The latest issue of the Local Government Law Journal (Volume 16 Part 3) contains the following material:
A reformed local government – John Mant
This article proposes a redesign of local government based on an outcome, services and regulatory division of functions and organisation, and the application of the separation of powers’ principles to the governance arrangements of councils. The proposed model provides an organisation structure that reflects the roles of local government in providing effective community governance, efficient service provision and fairness in the administration of regulation. This article is intended to provoke discussion on models for the future of local government in Australia.
New Zealand’s Local Government Act 2002 resulted in major reform of local government decision making. Increasingly unworkable, overly prescriptive legislation was replaced by a general power of competence which allows local authorities to make a wide variety of decisions about matters of local importance. The power is balanced by strict consultation requirements. In addition to general principles of consultation with which authorities must conform, there are specific requirements to consult with respect to several types of planning decisions, including special requirements for consultation with Maori.
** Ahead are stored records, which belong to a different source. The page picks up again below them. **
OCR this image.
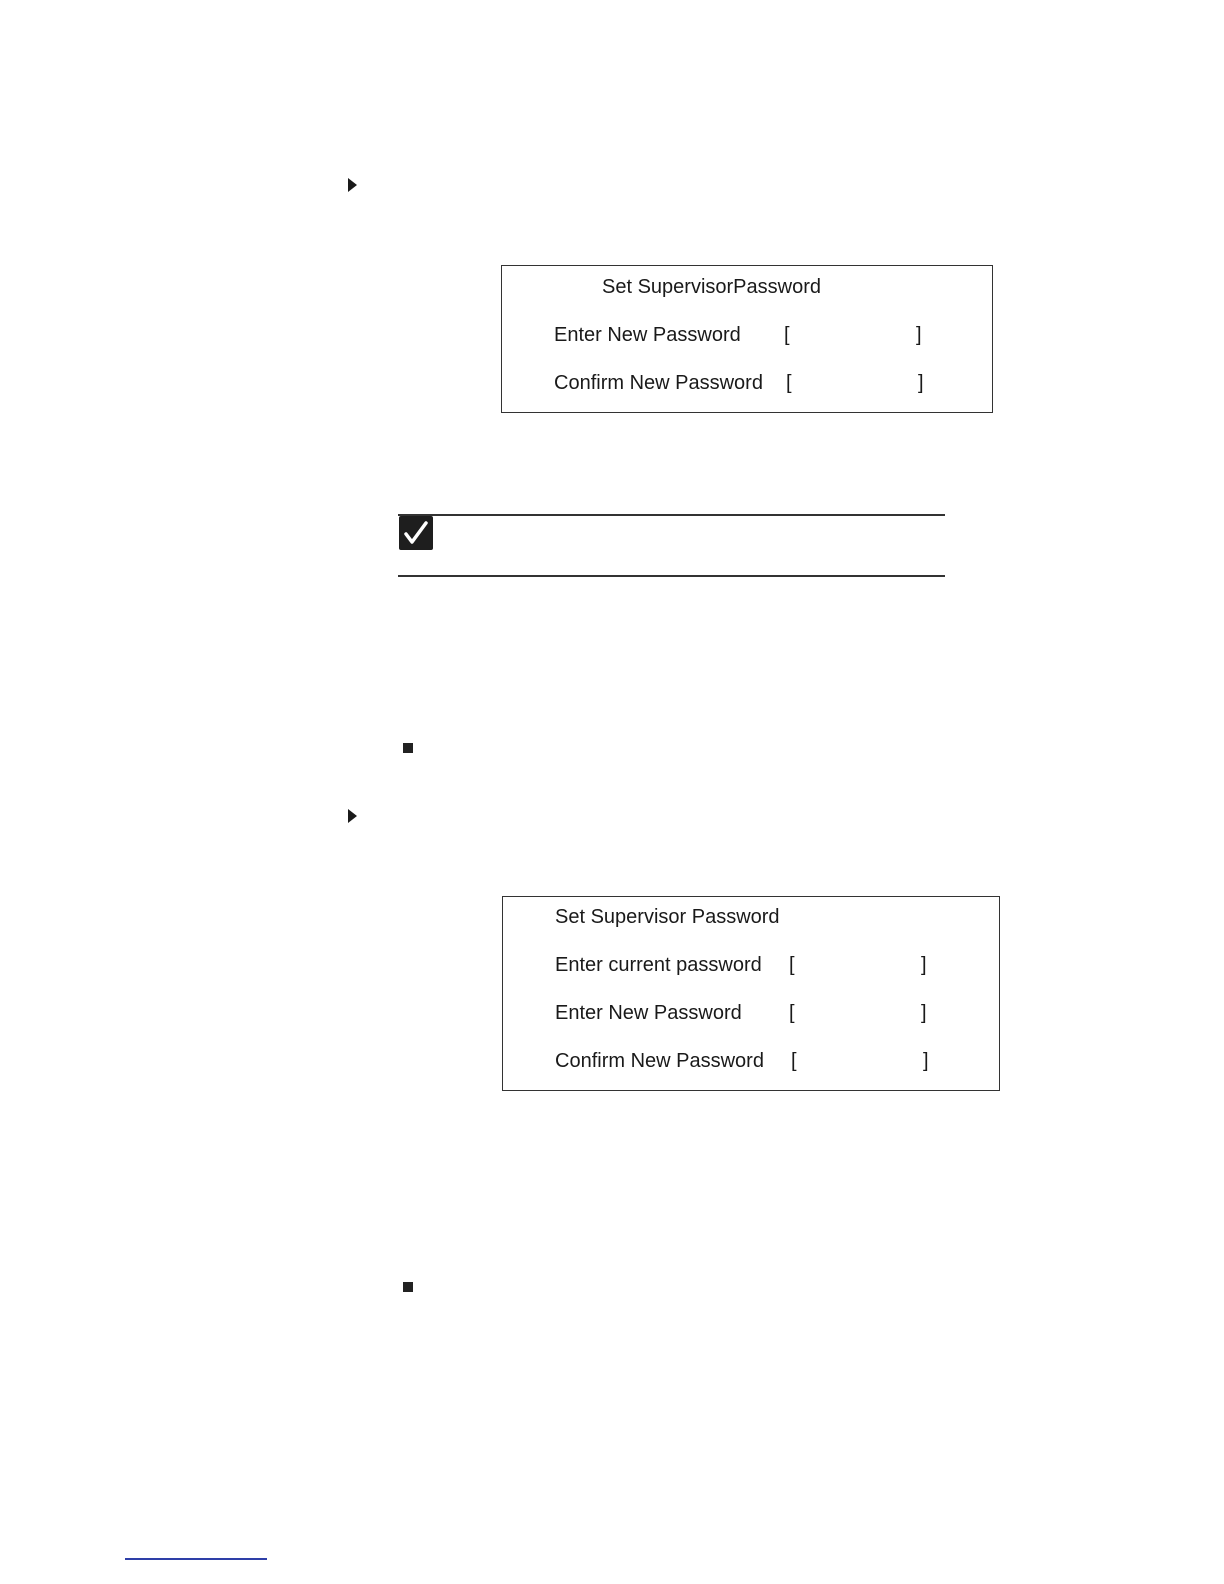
Set SupervisorPassword
Enter New Password [	]
Confirm New Password [	]
Set Supervisor Password
Enter current password [	]
Enter New Password [	]
Confirm New Password [	]
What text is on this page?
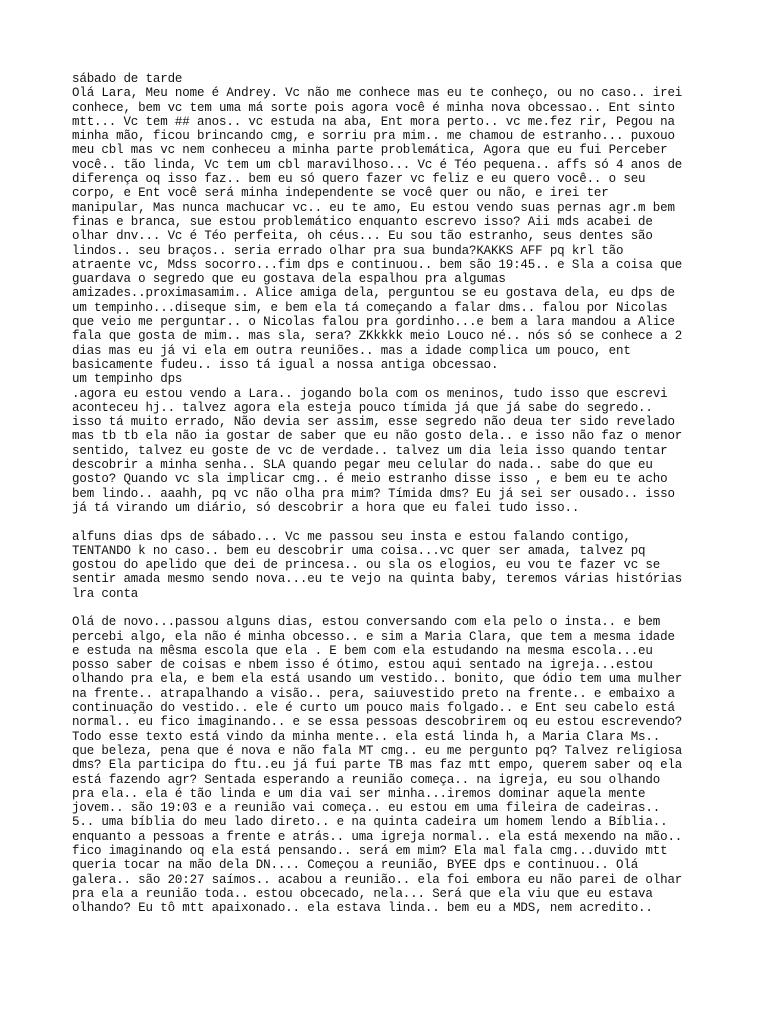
sábado de tarde
Olá Lara, Meu nome é Andrey. Vc não me conhece mas eu te conheço, ou no caso.. irei
conhece, bem vc tem uma má sorte pois agora você é minha nova obcessao.. Ent sinto
mtt... Vc tem ## anos.. vc estuda na aba, Ent mora perto.. vc me.fez rir, Pegou na
minha mão, ficou brincando cmg, e sorriu pra mim.. me chamou de estranho... puxouo
meu cbl mas vc nem conheceu a minha parte problemática, Agora que eu fui Perceber
você.. tão linda, Vc tem um cbl maravilhoso... Vc é Téo pequena.. affs só 4 anos de
diferença oq isso faz.. bem eu só quero fazer vc feliz e eu quero você.. o seu
corpo, e Ent você será minha independente se você quer ou não, e irei ter
manipular, Mas nunca machucar vc.. eu te amo, Eu estou vendo suas pernas agr.m bem
finas e branca, sue estou problemático enquanto escrevo isso? Aii mds acabei de
olhar dnv... Vc é Téo perfeita, oh céus... Eu sou tão estranho, seus dentes são
lindos.. seu braços.. seria errado olhar pra sua bunda?KAKKS AFF pq krl tão
atraente vc, Mdss socorro...fim dps e continuou.. bem são 19:45.. e Sla a coisa que
guardava o segredo que eu gostava dela espalhou pra algumas
amizades..proximasamim.. Alice amiga dela, perguntou se eu gostava dela, eu dps de
um tempinho...diseque sim, e bem ela tá começando a falar dms.. falou por Nicolas
que veio me perguntar.. o Nicolas falou pra gordinho...e bem a lara mandou a Alice
fala que gosta de mim.. mas sla, sera? ZKkkkk meio Louco né.. nós só se conhece a 2
dias mas eu já vi ela em outra reuniões.. mas a idade complica um pouco, ent
basicamente fudeu.. isso tá igual a nossa antiga obcessao.
um tempinho dps
.agora eu estou vendo a Lara.. jogando bola com os meninos, tudo isso que escrevi
aconteceu hj.. talvez agora ela esteja pouco tímida já que já sabe do segredo..
isso tá muito errado, Não devia ser assim, esse segredo não deua ter sido revelado
mas tb tb ela não ia gostar de saber que eu não gosto dela.. e isso não faz o menor
sentido, talvez eu goste de vc de verdade.. talvez um dia leia isso quando tentar
descobrir a minha senha.. SLA quando pegar meu celular do nada.. sabe do que eu
gosto? Quando vc sla implicar cmg.. é meio estranho disse isso , e bem eu te acho
bem lindo.. aaahh, pq vc não olha pra mim? Tímida dms? Eu já sei ser ousado.. isso
já tá virando um diário, só descobrir a hora que eu falei tudo isso..

alfuns dias dps de sábado... Vc me passou seu insta e estou falando contigo,
TENTANDO k no caso.. bem eu descobrir uma coisa...vc quer ser amada, talvez pq
gostou do apelido que dei de princesa.. ou sla os elogios, eu vou te fazer vc se
sentir amada mesmo sendo nova...eu te vejo na quinta baby, teremos várias histórias
lra conta

Olá de novo...passou alguns dias, estou conversando com ela pelo o insta.. e bem
percebi algo, ela não é minha obcesso.. e sim a Maria Clara, que tem a mesma idade
e estuda na mêsma escola que ela . E bem com ela estudando na mesma escola...eu
posso saber de coisas e nbem isso é ótimo, estou aqui sentado na igreja...estou
olhando pra ela, e bem ela está usando um vestido.. bonito, que ódio tem uma mulher
na frente.. atrapalhando a visão.. pera, saiuvestido preto na frente.. e embaixo a
continuação do vestido.. ele é curto um pouco mais folgado.. e Ent seu cabelo está
normal.. eu fico imaginando.. e se essa pessoas descobrirem oq eu estou escrevendo?
Todo esse texto está vindo da minha mente.. ela está linda h, a Maria Clara Ms..
que beleza, pena que é nova e não fala MT cmg.. eu me pergunto pq? Talvez religiosa
dms? Ela participa do ftu..eu já fui parte TB mas faz mtt empo, querem saber oq ela
está fazendo agr? Sentada esperando a reunião começa.. na igreja, eu sou olhando
pra ela.. ela é tão linda e um dia vai ser minha...iremos dominar aquela mente
jovem.. são 19:03 e a reunião vai começa.. eu estou em uma fileira de cadeiras..
5.. uma bíblia do meu lado direto.. e na quinta cadeira um homem lendo a Bíblia..
enquanto a pessoas a frente e atrás.. uma igreja normal.. ela está mexendo na mão..
fico imaginando oq ela está pensando.. será em mim? Ela mal fala cmg...duvido mtt
queria tocar na mão dela DN.... Começou a reunião, BYEE dps e continuou.. Olá
galera.. são 20:27 saímos.. acabou a reunião.. ela foi embora eu não parei de olhar
pra ela a reunião toda.. estou obcecado, nela... Será que ela viu que eu estava
olhando? Eu tô mtt apaixonado.. ela estava linda.. bem eu a MDS, nem acredito..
The purpose and principles of consultation are broad and inclusive, but have created issues of cost, and effectiveness. These issues have been exacerbated by New Zealand’s current economic situation, and by current local government reform. This reform is associated with the restructure of Auckland governance, and by a greater desire by the national government to have a say in local decision making. Lessons to date are discussed, in order to determine what they reveal about New Zealand’s journey towards best practice in consultation.
When is a climate change adaptation model good enough to inform public policy? Climate change adaptation risk management in local government – Jennifer Scott and Judith Preston
Climate change adaptation is a vexed public policy challenge that has necessitated a quick response to manage risk in a rapidly evolving, dynamic environment. Problems occur partly because of the unknown scale of risk arising from increasing atmospheric CO2 concentrations. This combined with the range and magnitude of the potential spatial and chronological impacts evolving from climate change makes formulating an adequate, appropriate and justifiable response challenging. Legal principles guiding decisions in the courts provide some leadership for councils to determine whether adaptations are sufficient. It is argued that it is the quality of the process governing the determination of the adaptations selected that will protect local government from accusations of maladaptation. This article outlines the challenges in formulating and devising guidelines for adaptation decisions. It considers the relevance and utility of evidentiary tests developed at common law to assess the adaptation choices and whether funds have been used responsibly.
Characterising development in New South Wales – Scott Nash
This article discusses the applicable principles of characterising development in New South Wales. It focuses on Chamwell Pty Ltd v Strathfield Council (2007) 151 LGERA 400, and its application in the case of Abret Pty Ltd v Wingecarribee Shire Council (2011) 180 LGERA 343 concerning prohibited forms of proposed development of land and whether they are permissible with consent. It raises the question of the “purpose” of a building as opposed to the nature of the physical structure.
New Queensland floodplain guidelines – Mark Baker-Jones
The Queensland Premier and Reconstruction Minister, Anna Bligh recently announced a floodplain mapping initiative undertaken by the Queensland Government, the purpose of which is to assist local governments in managing development on floodplains. It has done this through the publication by the Queensland Reconstruction Authority of guidelines and an online interactive map, which local governments can use in assessing applications for development in flood affected areas. Is this the start of a journey to improve floodplain management throughout Queensland, or has the state government missed the tide?
Managing invasive species – a global/local assessment – Hanna Jaireth
This note assesses the ACT Government’s Draft Pest Animal Management Strategy 2011-2021 (as at July 2011) against the multilateral decisions and non-binding principles adopted under the Convention on Biological Diversity (CBD) in relation to invasive alien species. This exercise is motivated by a belief that assessing domestic (including state and local government) law and policy initiatives against international standards and principles, and vice versa, is a sound evaluative method. Such assessments can contribute to assessing how the efficiency and effectiveness of both international and domestic law and policy can be maximised towards a goal of harmonising best practice. In this instance, the Draft Pest Animal Management Strategy is found to compare well with the guiding principles established under the CBD.